The MCP server is a remote server, accessible at https://developerknowledge.googleapis.com/mcp. Developers connect to it by enabling the Developer Knowledge API in their Google Cloud project, creating an API key, and updating their tool's MCP configuration file. Google has published configuration instructions for several popular AI assistants and IDEs.
The current preview release returns documentation as unstructured Markdown. As Google approaches general availability, it will add support for structured content. This includes specific code sample objects and API reference entities. It also plans to expand the documentation and reduce re-indexing latency.
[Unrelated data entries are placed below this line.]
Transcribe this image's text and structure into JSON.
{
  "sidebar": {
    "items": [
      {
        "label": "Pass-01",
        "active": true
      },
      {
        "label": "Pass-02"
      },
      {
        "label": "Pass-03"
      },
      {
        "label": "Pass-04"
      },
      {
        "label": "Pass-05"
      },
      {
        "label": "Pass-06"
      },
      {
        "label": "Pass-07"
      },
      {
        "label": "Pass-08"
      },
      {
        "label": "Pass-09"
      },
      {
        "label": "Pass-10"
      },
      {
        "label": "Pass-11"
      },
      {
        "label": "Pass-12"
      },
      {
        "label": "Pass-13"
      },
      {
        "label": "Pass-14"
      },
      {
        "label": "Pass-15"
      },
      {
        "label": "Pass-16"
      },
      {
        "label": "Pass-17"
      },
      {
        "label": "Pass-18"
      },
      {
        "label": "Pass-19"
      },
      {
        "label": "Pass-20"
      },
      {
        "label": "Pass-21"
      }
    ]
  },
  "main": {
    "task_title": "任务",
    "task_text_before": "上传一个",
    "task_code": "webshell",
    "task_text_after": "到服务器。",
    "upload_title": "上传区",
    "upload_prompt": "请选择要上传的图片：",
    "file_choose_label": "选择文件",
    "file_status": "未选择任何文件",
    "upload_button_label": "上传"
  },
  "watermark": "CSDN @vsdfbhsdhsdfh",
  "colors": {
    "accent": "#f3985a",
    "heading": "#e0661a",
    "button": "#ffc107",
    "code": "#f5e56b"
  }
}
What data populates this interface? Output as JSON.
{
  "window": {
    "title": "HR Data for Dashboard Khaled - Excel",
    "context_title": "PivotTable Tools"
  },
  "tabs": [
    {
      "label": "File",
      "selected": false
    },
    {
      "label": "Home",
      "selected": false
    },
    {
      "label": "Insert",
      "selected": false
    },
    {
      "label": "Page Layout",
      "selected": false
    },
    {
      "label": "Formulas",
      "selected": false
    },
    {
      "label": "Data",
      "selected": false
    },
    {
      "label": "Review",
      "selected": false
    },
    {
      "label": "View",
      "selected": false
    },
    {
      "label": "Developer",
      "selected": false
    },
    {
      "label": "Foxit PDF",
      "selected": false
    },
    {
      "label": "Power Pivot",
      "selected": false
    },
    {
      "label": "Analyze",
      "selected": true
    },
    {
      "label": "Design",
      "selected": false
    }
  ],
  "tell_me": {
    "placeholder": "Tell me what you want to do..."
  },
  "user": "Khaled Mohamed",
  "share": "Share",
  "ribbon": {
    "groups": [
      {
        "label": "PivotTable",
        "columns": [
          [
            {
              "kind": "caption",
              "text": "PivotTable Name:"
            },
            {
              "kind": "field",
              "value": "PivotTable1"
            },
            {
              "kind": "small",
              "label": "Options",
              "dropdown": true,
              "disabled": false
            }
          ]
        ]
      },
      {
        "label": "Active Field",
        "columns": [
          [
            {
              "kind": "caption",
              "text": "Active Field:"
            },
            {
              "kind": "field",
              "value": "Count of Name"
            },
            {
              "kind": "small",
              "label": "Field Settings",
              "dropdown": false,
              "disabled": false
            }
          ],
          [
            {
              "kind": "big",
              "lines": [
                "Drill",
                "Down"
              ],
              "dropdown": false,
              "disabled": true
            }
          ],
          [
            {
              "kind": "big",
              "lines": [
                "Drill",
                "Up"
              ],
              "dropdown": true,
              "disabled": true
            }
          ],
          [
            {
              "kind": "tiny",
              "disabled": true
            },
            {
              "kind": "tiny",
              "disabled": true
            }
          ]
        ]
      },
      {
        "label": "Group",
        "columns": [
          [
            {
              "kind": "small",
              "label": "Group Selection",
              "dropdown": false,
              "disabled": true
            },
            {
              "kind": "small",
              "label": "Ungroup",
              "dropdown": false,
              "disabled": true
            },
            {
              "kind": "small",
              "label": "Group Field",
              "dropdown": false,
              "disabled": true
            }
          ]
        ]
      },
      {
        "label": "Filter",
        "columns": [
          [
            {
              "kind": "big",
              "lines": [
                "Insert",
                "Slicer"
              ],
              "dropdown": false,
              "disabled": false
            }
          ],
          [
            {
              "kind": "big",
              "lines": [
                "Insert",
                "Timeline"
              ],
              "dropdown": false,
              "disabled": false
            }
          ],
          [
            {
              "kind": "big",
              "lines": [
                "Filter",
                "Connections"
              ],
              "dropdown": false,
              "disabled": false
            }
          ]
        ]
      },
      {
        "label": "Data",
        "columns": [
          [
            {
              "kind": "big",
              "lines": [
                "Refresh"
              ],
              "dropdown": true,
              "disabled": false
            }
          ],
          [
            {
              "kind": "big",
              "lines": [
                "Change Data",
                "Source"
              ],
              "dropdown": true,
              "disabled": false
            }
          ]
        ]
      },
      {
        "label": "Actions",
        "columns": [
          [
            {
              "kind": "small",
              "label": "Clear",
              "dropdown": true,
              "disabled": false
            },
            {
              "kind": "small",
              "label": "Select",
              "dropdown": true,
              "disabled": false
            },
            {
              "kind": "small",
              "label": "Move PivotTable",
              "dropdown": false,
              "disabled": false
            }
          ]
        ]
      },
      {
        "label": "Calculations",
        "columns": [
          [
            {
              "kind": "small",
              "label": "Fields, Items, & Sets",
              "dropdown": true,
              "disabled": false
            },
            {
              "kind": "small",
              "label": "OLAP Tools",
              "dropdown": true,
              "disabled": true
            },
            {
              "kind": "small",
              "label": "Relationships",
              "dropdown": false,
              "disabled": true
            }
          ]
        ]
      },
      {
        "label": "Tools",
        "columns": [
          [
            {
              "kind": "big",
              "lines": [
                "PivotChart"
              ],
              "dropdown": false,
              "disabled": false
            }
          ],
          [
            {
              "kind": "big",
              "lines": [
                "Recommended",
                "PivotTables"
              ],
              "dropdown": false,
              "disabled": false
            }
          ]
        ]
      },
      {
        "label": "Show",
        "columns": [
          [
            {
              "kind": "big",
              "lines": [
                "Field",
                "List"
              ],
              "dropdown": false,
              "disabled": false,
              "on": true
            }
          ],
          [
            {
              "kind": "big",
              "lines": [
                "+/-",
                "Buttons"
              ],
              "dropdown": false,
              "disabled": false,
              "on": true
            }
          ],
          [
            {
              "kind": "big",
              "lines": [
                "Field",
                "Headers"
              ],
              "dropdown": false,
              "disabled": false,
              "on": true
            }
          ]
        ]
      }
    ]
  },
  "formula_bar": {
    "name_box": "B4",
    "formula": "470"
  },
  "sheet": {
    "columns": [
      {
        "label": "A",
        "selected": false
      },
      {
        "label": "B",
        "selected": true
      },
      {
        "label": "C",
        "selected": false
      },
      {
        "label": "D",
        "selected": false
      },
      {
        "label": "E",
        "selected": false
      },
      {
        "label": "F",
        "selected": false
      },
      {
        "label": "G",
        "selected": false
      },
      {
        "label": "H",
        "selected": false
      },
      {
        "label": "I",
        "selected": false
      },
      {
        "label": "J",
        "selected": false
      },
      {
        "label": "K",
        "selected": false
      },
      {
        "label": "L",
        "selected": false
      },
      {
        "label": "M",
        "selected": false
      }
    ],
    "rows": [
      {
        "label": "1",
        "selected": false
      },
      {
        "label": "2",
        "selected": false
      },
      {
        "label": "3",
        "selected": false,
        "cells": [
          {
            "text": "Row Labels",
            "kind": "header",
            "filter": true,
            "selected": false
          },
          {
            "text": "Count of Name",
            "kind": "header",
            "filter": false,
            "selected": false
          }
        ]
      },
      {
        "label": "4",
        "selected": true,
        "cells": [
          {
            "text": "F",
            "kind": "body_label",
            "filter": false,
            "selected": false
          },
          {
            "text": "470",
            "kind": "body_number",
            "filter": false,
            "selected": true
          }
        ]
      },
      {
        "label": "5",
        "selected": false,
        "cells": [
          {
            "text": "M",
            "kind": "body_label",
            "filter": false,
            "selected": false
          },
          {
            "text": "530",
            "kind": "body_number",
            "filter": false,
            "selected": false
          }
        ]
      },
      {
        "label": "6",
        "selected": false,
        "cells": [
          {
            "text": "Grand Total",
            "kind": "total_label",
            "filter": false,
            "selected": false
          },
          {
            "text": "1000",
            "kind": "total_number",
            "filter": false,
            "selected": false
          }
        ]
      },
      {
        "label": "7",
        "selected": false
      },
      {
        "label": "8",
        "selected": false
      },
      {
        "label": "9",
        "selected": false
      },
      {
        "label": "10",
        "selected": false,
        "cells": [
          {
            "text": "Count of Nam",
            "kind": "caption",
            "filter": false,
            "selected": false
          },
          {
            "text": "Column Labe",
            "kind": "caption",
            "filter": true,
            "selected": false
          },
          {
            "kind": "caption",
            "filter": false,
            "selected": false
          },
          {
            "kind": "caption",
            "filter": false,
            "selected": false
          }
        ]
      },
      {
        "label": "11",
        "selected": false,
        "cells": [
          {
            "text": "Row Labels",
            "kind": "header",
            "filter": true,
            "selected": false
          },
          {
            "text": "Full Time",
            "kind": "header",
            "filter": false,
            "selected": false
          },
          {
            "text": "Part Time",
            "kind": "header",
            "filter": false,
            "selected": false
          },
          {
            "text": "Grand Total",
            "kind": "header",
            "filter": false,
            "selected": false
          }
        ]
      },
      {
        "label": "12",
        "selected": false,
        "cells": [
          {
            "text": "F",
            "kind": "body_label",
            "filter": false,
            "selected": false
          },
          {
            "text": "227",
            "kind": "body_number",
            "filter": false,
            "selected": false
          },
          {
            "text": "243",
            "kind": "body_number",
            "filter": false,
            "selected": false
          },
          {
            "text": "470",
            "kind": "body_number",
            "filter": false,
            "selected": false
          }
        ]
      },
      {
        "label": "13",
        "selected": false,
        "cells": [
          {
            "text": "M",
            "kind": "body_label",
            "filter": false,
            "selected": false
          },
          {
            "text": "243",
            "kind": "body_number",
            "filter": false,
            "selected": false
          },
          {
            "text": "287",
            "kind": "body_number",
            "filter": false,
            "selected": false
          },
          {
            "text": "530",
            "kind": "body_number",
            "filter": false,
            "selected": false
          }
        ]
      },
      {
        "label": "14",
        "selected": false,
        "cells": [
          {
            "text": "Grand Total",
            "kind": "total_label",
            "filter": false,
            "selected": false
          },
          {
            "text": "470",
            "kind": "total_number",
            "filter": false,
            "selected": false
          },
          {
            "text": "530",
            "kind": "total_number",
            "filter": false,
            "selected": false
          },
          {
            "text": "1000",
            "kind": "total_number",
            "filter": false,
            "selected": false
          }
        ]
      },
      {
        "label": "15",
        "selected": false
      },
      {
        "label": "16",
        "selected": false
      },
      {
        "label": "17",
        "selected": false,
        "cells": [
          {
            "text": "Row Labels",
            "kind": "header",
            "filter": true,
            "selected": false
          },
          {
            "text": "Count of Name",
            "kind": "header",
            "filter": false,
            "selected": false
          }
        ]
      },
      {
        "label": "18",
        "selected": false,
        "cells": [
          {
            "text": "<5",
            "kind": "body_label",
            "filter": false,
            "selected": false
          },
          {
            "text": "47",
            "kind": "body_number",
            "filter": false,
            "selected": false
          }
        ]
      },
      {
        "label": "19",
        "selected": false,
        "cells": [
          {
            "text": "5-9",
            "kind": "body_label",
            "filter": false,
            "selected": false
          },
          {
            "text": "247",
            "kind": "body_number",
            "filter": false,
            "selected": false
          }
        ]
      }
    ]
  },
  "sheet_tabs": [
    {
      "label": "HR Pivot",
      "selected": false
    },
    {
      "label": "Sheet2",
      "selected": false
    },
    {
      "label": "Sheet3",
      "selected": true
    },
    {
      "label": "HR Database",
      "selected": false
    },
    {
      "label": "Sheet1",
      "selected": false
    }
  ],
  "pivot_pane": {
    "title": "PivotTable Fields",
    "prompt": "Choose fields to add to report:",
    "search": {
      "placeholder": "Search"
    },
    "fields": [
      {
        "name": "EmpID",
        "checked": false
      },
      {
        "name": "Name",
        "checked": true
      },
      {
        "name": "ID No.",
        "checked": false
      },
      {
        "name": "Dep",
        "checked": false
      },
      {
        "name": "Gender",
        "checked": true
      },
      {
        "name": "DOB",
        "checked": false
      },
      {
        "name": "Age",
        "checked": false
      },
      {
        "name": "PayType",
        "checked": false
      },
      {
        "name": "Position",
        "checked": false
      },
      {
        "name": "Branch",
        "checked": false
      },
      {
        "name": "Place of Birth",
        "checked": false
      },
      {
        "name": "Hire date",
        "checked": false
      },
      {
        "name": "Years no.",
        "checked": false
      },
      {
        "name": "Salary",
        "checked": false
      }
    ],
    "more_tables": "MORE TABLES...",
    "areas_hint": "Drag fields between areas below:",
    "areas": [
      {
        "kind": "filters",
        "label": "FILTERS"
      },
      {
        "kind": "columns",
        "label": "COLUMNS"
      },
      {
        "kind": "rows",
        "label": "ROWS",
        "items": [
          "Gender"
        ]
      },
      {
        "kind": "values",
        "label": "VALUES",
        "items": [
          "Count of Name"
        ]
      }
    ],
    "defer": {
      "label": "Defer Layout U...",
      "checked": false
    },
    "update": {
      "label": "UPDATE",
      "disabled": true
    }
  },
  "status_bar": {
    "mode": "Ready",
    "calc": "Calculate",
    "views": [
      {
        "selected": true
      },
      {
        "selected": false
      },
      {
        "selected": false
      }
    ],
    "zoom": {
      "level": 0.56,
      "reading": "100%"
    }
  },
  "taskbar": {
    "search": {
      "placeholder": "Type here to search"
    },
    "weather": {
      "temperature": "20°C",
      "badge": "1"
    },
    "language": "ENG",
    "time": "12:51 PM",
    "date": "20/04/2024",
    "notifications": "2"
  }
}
The release fits into a broader pattern of MCP adoption across the industry. This suggests that MCP is becoming the standard way to connect AI agents to live data sources. It’s similar to how REST became the go-to for HTTP APIs a decade ago.
For teams using Google's developer platforms, the benefit is clear. AI code assistants, which once suggested outdated SDK methods or incorrect configuration options, now have a live reference to consult. This helps bridge the gap between what the model "knows" and what the platform actually supports.
Google's launch is important not for its uniqueness, but because it rounds out the picture. Now, all three major cloud providers have official, remotely hosted MCP servers. These servers help keep AI coding assistants in sync with their live documentation. AWS's Knowledge MCP Server became generally available. It offers documentation, blog posts, and Well-Architected guidance without needing authentication. Microsoft's Learn MCP Server also offers unauthenticated access to the same index that supports Copilot for Azure. It refreshes gradually with each content update. Google's offering adds API key authentication but still promises sub-24-hour re-indexing after platform updates.
Real-time documentation is quickly becoming a standard expectation for AI tools aimed at developers, not just a feature that sets them apart. What began as separate experiments with MCP has now become a common standard. Each provider is creating a similar "authoritative source of truth" endpoint and linking their AI assistant systems to it. A more exciting competitive edge is the next level up. AWS and Microsoft have gone beyond simple knowledge retrieval. They now offer MCP servers that can act on cloud resources. These servers execute API calls and manage multi-step workflows for agents. Whether Google follows suit with an operational counterpart to its knowledge-focused API will be worth watching as the space continues to mature.
The Developer Knowledge API is available via the Google Cloud console. Detailed setup documentation can be found at developers.google.com/knowledge.